32 Metronomes Lock Into Groove After Starting At Different Times

I’ve had a fascination for the metronome since an early teenager-

You ask, what’s so fascinating about a metronome?

Well, the strive for performing with one, and playing in time is one of the important basics of great musicianship. Ah, becoming one with the metronome… It’s a beautiful thing. just ask any session player in Nashville.

You can tell right away (at least I can) a musician who has practiced with one vs. the musician that hasn’t. Yes, good music breaths and tempos shift. But this should be done according to feeling, and not by chance.

I once recorded a band that was having some serious timing issues, so I created an elaborate click track for them to play to. One of the band members during his speeding up solo stopped playing and said “hey, the click is going off.”

I said the following… Technically, I would say that indeed, the click IS going off… but not as much as you are.”

If you are a musician I’m certain that you experienced the following… You are all playing as a group at one tempo, in a groove.  Then a musician takes a solo… either ahead or behind the groove and “pulls the band” into another tempo. Some musicians are notorious for speeding up tempos, especially in bluegrass music. It’s just so natural to go along with it, and almost impossible to prevent.

Anyway, here’s a video that is just amazing to me which shows under certain circumstances, that even a metronome  can get pulled away or “bullied” by the group to follow their groove rather than keep it’s own tempo. Here’s the explanation:

“If you place 32 metronomes on a static object and set them rocking out of phase with one another, they will remain that way indefinitely. Place them on a moveable surface, however, and something very interesting (and very mesmerizing) happens.

The metronomes in this video fall into the latter camp. Energy from the motion of one ticking metronome can affect the motion of every metronome around it, while the motion of every other metronome affects the motion of our original metronome right back. All this inter-metranome “communication” is facilitated by the board, which serves as an energetic intermediary between all the metronomes that rest upon its surface.
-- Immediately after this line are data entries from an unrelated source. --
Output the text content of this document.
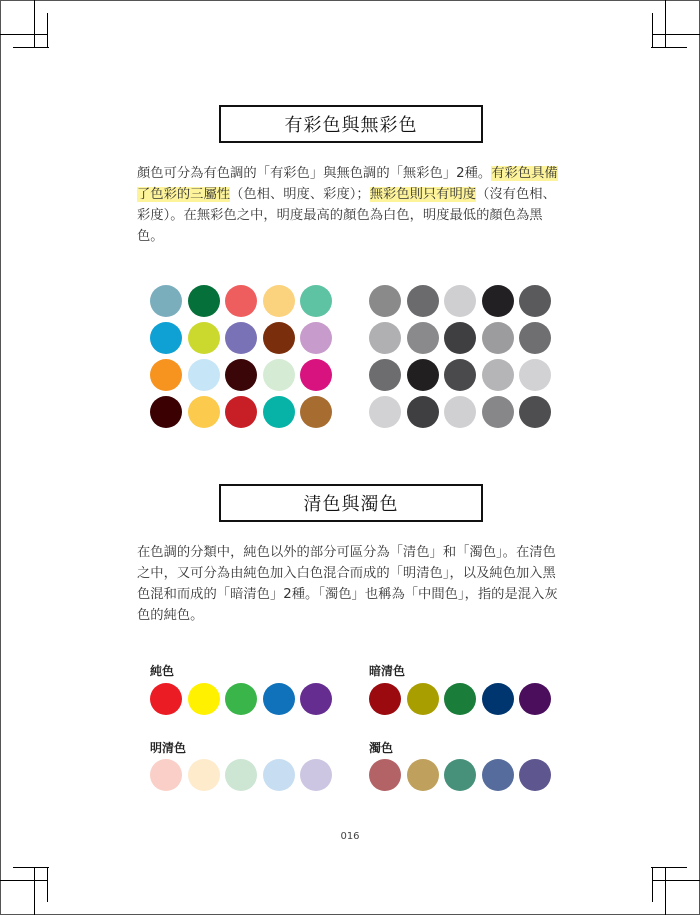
有彩色與無彩色

顏色可分為有色調的「有彩色」與無色調的「無彩色」2種。有彩色具備了色彩的三屬性（色相、明度、彩度）；無彩色則只有明度（沒有色相、彩度）。在無彩色之中，明度最高的顏色為白色，明度最低的顏色為黑色。

清色與濁色

在色調的分類中，純色以外的部分可區分為「清色」和「濁色」。在清色之中，又可分為由純色加入白色混合而成的「明清色」，以及純色加入黑色混和而成的「暗清色」2種。「濁色」也稱為「中間色」，指的是混入灰色的純色。

純色	暗清色
明清色	濁色
016
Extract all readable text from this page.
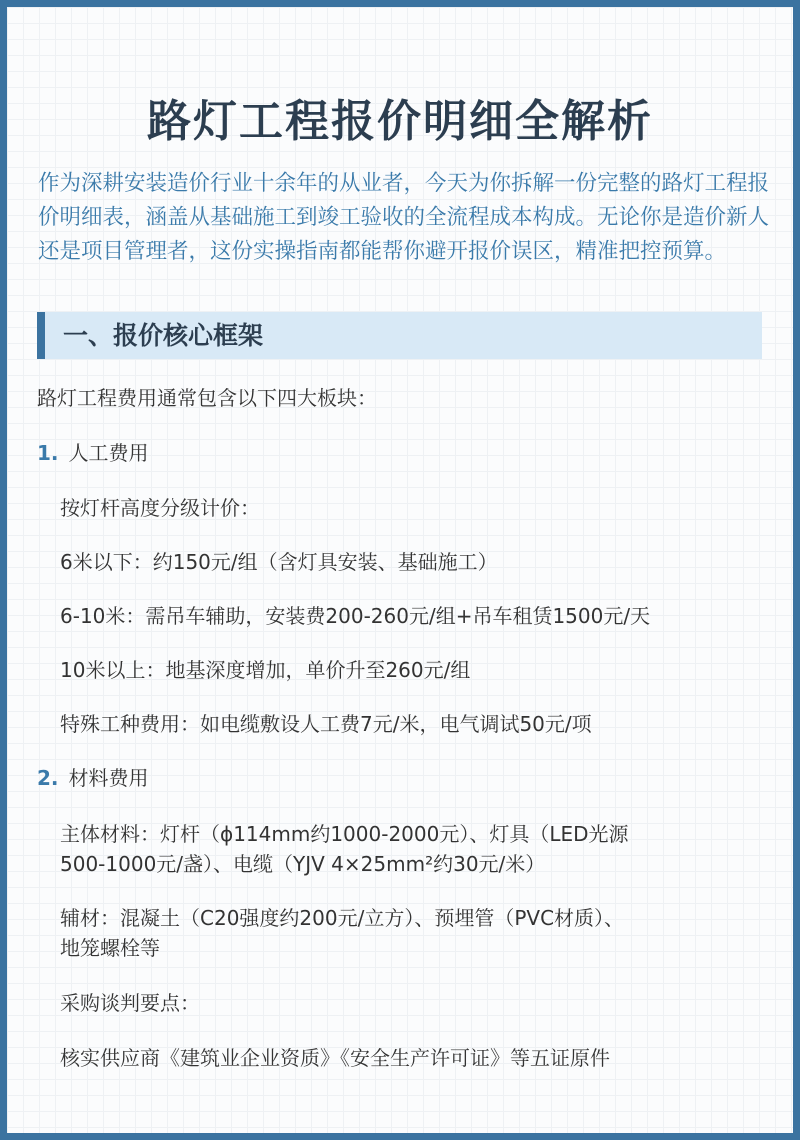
路灯工程报价明细全解析
作为深耕安装造价行业十余年的从业者，今天为你拆解一份完整的路灯工程报价明细表，涵盖从基础施工到竣工验收的全流程成本构成。无论你是造价新人还是项目管理者，这份实操指南都能帮你避开报价误区，精准把控预算。
一、报价核心框架
路灯工程费用通常包含以下四大板块：
1. 人工费用
按灯杆高度分级计价：
6米以下：约150元/组（含灯具安装、基础施工）
6-10米：需吊车辅助，安装费200-260元/组+吊车租赁1500元/天
10米以上：地基深度增加，单价升至260元/组
特殊工种费用：如电缆敷设人工费7元/米，电气调试50元/项
2. 材料费用
主体材料：灯杆（ϕ114mm约1000-2000元）、灯具（LED光源
500-1000元/盏）、电缆（YJV 4×25mm²约30元/米）
辅材：混凝土（C20强度约200元/立方）、预埋管（PVC材质）、
地笼螺栓等
采购谈判要点：
核实供应商《建筑业企业资质》《安全生产许可证》等五证原件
The metronomes in this video (which are really just pendulums, or, if you want to get really technical, oscillators) are said to be “coupled.”

The math and physics surrounding coupled oscillators are actually relevant to a variety of scientific phenomena, including the transfer of sound and thermal conductivity.”  read more

On thing that I didn’t see was if the metronomes were all set to the same tempo. I would imagine this really won’t work unless that was the case.